Harst betrachtete die Brosche längere Zeit. „Ich werde Ihnen zehn Francs geben, Herr Seligfeld,“ erklärte er gemütlich. „Aber unter einer Bedingung …“

Moritz schoß vor Freude vom Stuhle hoch.

„Tausend Bedingungen, tausend – –, was reden Se von nur eine …?! For zehn Francs kletter’ ich in zwei Stunde zum Fex-Gletscher rauf mit disse Stiebel!“ Und er zeigte seine linke Sohle, die ein Riesenloch hatte.

„Wer ist der Herr, der drüben im Eckhause in dem Erkerzimmer wohnt? – Das ist meine Bedingung,“ erklärte Harst sehr ernst.
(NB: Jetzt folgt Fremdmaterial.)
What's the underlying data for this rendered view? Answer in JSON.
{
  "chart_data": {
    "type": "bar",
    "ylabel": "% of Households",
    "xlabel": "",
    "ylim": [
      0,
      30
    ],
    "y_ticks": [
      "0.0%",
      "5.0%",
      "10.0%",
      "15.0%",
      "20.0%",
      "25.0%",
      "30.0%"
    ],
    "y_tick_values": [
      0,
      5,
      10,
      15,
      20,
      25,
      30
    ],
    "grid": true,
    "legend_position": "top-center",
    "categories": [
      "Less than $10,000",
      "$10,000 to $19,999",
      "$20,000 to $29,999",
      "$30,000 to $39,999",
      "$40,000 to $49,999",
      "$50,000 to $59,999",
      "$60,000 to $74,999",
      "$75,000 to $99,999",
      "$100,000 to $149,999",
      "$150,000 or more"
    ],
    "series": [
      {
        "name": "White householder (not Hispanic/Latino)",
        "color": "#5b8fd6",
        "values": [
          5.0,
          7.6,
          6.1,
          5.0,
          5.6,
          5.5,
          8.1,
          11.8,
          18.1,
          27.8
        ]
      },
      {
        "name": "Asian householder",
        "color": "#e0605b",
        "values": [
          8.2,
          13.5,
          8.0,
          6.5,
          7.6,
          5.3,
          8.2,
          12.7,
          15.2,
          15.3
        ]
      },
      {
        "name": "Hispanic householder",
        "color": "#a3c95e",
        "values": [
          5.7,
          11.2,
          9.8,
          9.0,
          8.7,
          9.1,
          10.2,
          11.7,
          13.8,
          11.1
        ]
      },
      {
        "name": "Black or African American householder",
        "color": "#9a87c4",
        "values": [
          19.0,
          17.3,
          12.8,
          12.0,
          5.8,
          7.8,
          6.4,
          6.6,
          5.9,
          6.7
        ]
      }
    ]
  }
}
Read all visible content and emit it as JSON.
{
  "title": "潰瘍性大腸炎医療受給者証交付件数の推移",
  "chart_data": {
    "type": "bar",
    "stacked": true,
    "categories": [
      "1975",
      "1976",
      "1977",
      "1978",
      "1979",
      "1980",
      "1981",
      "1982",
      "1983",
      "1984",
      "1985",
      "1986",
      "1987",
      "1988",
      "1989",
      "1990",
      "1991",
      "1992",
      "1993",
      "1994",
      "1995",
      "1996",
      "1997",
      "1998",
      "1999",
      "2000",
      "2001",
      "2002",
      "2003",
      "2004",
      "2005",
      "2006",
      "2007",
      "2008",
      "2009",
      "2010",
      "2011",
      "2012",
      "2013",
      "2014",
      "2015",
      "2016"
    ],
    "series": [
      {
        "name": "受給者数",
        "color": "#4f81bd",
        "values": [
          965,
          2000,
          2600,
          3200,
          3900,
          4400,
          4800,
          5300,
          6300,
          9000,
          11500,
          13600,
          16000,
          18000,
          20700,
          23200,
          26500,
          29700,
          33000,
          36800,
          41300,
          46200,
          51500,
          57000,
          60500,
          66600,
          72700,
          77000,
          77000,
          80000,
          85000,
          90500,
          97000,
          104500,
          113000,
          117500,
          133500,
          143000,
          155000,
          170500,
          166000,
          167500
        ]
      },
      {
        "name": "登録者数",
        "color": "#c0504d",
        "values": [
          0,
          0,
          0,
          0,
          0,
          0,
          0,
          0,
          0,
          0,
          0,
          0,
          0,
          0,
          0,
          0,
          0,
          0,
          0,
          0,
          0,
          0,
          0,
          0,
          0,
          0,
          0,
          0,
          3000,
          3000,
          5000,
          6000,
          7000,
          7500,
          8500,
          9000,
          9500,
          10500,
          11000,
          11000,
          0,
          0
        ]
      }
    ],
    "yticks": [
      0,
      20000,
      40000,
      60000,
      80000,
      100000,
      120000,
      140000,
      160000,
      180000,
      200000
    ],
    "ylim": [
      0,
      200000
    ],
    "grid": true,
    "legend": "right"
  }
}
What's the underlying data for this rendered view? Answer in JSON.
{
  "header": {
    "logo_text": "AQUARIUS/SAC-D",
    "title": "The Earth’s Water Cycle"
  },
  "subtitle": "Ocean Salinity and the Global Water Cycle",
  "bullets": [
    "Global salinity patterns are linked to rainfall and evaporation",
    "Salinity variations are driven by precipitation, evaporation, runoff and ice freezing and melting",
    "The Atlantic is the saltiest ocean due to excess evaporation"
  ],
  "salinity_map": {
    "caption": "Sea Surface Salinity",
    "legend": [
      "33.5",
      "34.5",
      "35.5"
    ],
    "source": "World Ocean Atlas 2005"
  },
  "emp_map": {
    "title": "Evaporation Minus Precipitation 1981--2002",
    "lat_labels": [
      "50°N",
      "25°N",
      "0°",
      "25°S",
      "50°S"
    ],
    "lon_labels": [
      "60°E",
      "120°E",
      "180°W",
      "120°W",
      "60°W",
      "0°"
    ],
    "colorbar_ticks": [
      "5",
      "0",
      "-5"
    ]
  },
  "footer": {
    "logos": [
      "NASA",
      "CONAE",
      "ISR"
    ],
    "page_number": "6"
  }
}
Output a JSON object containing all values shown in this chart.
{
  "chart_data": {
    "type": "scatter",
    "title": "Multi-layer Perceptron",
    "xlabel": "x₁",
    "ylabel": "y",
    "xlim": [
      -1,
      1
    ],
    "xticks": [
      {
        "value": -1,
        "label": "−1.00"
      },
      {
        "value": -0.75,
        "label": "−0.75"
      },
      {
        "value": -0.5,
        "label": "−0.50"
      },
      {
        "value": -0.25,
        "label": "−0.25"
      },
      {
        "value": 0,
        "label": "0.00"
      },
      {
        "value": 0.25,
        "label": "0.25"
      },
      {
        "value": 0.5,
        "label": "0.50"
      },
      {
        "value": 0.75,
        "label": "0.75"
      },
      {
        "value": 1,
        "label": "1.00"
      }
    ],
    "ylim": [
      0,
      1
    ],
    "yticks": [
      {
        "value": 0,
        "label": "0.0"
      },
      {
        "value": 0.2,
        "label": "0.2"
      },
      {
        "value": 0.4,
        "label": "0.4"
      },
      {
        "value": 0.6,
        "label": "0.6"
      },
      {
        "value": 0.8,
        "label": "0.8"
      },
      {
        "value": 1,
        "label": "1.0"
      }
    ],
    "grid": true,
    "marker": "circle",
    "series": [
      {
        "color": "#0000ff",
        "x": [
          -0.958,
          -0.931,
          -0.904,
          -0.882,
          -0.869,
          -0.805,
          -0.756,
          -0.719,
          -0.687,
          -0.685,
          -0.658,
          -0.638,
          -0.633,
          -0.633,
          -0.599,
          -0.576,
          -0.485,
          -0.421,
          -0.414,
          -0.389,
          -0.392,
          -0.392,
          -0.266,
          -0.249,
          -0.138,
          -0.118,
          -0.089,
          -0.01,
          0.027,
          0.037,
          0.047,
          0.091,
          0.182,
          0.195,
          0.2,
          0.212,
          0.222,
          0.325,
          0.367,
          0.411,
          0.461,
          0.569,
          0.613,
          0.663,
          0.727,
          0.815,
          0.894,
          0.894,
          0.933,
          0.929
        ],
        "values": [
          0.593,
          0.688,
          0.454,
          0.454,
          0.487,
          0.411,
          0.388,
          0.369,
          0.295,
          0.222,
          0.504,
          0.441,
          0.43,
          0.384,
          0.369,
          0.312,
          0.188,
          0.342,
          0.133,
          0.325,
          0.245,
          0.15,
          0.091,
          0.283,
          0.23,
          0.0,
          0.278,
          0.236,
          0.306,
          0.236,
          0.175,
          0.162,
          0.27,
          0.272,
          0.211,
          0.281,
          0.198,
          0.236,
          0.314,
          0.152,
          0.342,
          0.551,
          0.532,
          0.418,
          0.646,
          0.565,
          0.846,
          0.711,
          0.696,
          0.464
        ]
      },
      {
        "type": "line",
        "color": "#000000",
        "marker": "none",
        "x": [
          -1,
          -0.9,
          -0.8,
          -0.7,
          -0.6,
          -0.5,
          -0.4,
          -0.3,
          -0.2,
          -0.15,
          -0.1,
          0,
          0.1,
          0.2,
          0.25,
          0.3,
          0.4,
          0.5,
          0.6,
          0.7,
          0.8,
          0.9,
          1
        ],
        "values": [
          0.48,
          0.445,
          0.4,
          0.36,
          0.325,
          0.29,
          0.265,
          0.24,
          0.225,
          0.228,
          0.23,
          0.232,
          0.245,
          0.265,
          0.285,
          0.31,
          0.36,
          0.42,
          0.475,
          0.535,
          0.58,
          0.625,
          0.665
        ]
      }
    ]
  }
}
Moritz grinste selig. „Der?! Nu, das is e verrickter Engländer … Um finfe morjens jeht er angeln mit ’n Rucksack und Angelstöck, und um sieben is er abends widder zu Haus und manchmol auch frieher – wie heit …“

„Er heißt?“

„Levy Brendt …“

„Hm – Levy brennt …?! Er wird sich wohl Lewis Brance schreiben, denke ich.“

„Tut er, tut er …!! Ich nenn’ ihm Levy Brendt … Ich kann nix englisch, Herr, nur e paar Worte, wo ich neetig hab’ zu mein’ Handel …“

Harald bezahlte schweigend die Brosche, und Moritz flutete vor Dankbarkeit über. „Wenn Sie widder was kennten brauchen, Herr … For zehn Francs renn’ ich auf’n Gletscher …“

Harst legte ihm die Hand auf die Schulter. „Mein lieber Herr Moritz aus St. Moritz, man soll nicht zweimal an einem Tage auf den Fex-Gletscher klettern … Einmal waren Sie heute schon oben … – Gute Nacht.“

Er schob ihn zur Tür hinaus.

Ich rieb mir die Stirn. Dieses Intermezzo hatte mich etwas verwirrt.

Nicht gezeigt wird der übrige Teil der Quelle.